Software to avoid the software people

A few years ago, many of the Y Combinator B2B startups wrote tools for the developers in other companies--metrics software, deployment software, monitoring software, build software, development frameworks, etc.  The startups would want to meet with the technology people at companies to sell their service.

There's been a significant shift--lots of the YC B2B startups are now building software to help non-technical people in companies (usually large ones with a primary business that is not writing software) avoid their internal IT department when they need software to help them get something done.  It's faster and easier.  So now the startups are trying to avoid the developers at the other company (so they don't get blocked) and sell to the person who is waiting in the internal development queue. 

It will be interesting to see how far this trend goes, and something to keep in mind if you’re starting a new company.

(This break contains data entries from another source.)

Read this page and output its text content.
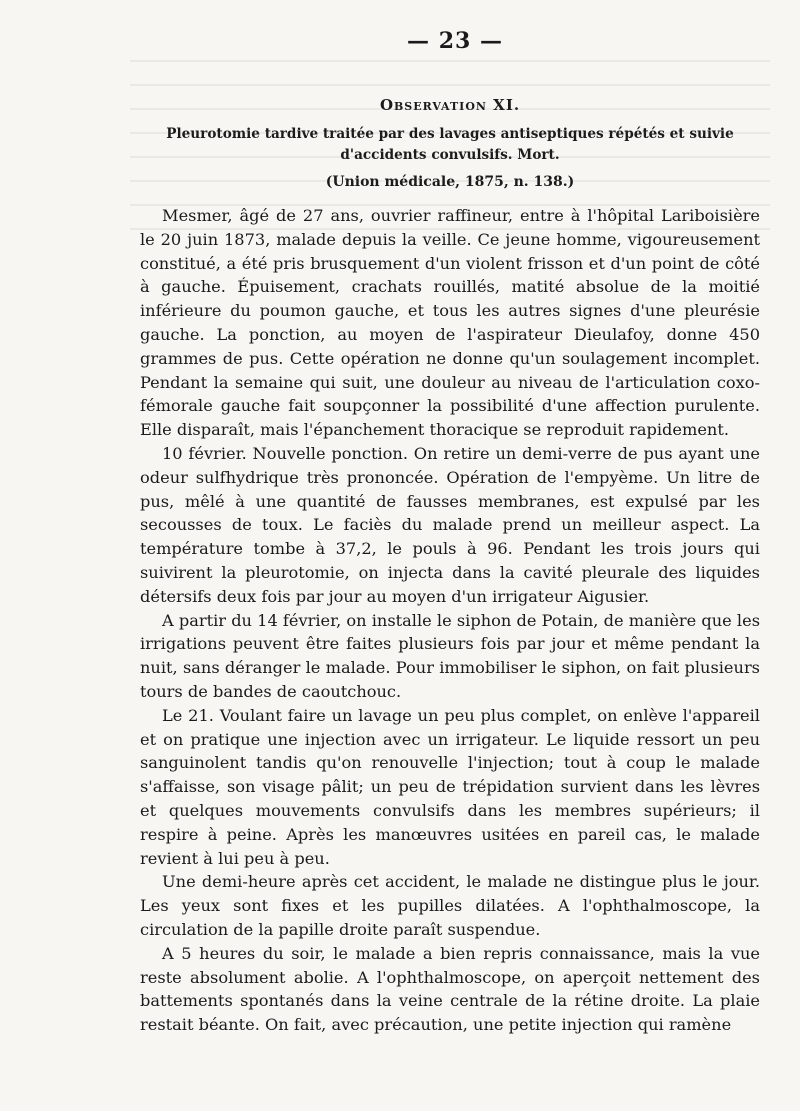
— 23 —
Observation XI.
Pleurotomie tardive traitée par des lavages antiseptiques répétés et suivie
d'accidents convulsifs. Mort.
(Union médicale, 1875, n. 138.)

Mesmer, âgé de 27 ans, ouvrier raffineur, entre à l'hôpital Lariboisière le 20 juin 1873, malade depuis la veille. Ce jeune homme, vigoureusement constitué, a été pris brusquement d'un violent frisson et d'un point de côté à gauche. Épuisement, crachats rouillés, matité absolue de la moitié inférieure du poumon gauche, et tous les autres signes d'une pleurésie gauche. La ponction, au moyen de l'aspirateur Dieulafoy, donne 450 grammes de pus. Cette opération ne donne qu'un soulagement incomplet. Pendant la semaine qui suit, une douleur au niveau de l'articulation coxo-fémorale gauche fait soupçonner la possibilité d'une affection purulente. Elle disparaît, mais l'épanchement thoracique se reproduit rapidement.

10 février. Nouvelle ponction. On retire un demi-verre de pus ayant une odeur sulfhydrique très prononcée. Opération de l'empyème. Un litre de pus, mêlé à une quantité de fausses membranes, est expulsé par les secousses de toux. Le faciès du malade prend un meilleur aspect. La température tombe à 37,2, le pouls à 96. Pendant les trois jours qui suivirent la pleurotomie, on injecta dans la cavité pleurale des liquides détersifs deux fois par jour au moyen d'un irrigateur Aigusier.

A partir du 14 février, on installe le siphon de Potain, de manière que les irrigations peuvent être faites plusieurs fois par jour et même pendant la nuit, sans déranger le malade. Pour immobiliser le siphon, on fait plusieurs tours de bandes de caoutchouc.

Le 21. Voulant faire un lavage un peu plus complet, on enlève l'appareil et on pratique une injection avec un irrigateur. Le liquide ressort un peu sanguinolent tandis qu'on renouvelle l'injection; tout à coup le malade s'affaisse, son visage pâlit; un peu de trépidation survient dans les lèvres et quelques mouvements convulsifs dans les membres supérieurs; il respire à peine. Après les manœuvres usitées en pareil cas, le malade revient à lui peu à peu.

Une demi-heure après cet accident, le malade ne distingue plus le jour. Les yeux sont fixes et les pupilles dilatées. A l'ophthalmoscope, la circulation de la papille droite paraît suspendue.

A 5 heures du soir, le malade a bien repris connaissance, mais la vue reste absolument abolie. A l'ophthalmoscope, on aperçoit nettement des battements spontanés dans la veine centrale de la rétine droite. La plaie restait béante. On fait, avec précaution, une petite injection qui ramène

More interesting dinner conversations

When seated at a table with people you don't know, ask "what are you interested in?" or "what have you been thinking about lately?" instead of "what do you do?".

(Surprisingly often you get a look of utter confusion, followed by fifteen seconds of hemming and hawing, and then a version of "man, i really need to take some time off".)

Aliens

I don't believe that any of the blurry UFO photos are real, for a very simple reason--they all resemble a slightly more advanced version of the the then-current technology and style.  It seem very unlikely a spacecraft would fit the gestalt of the decade during which it crashed into earth.

There is a version of this to keep in mind when listening to startups make certain types of extraordinary claims.

(As a random aside, I went back and looked at some old photos of purported UFOs and real aircraft.  A hat-tip to the designers of the SR-71 for creating the only aircraft that still manages to look super-futuristic 50 years later.)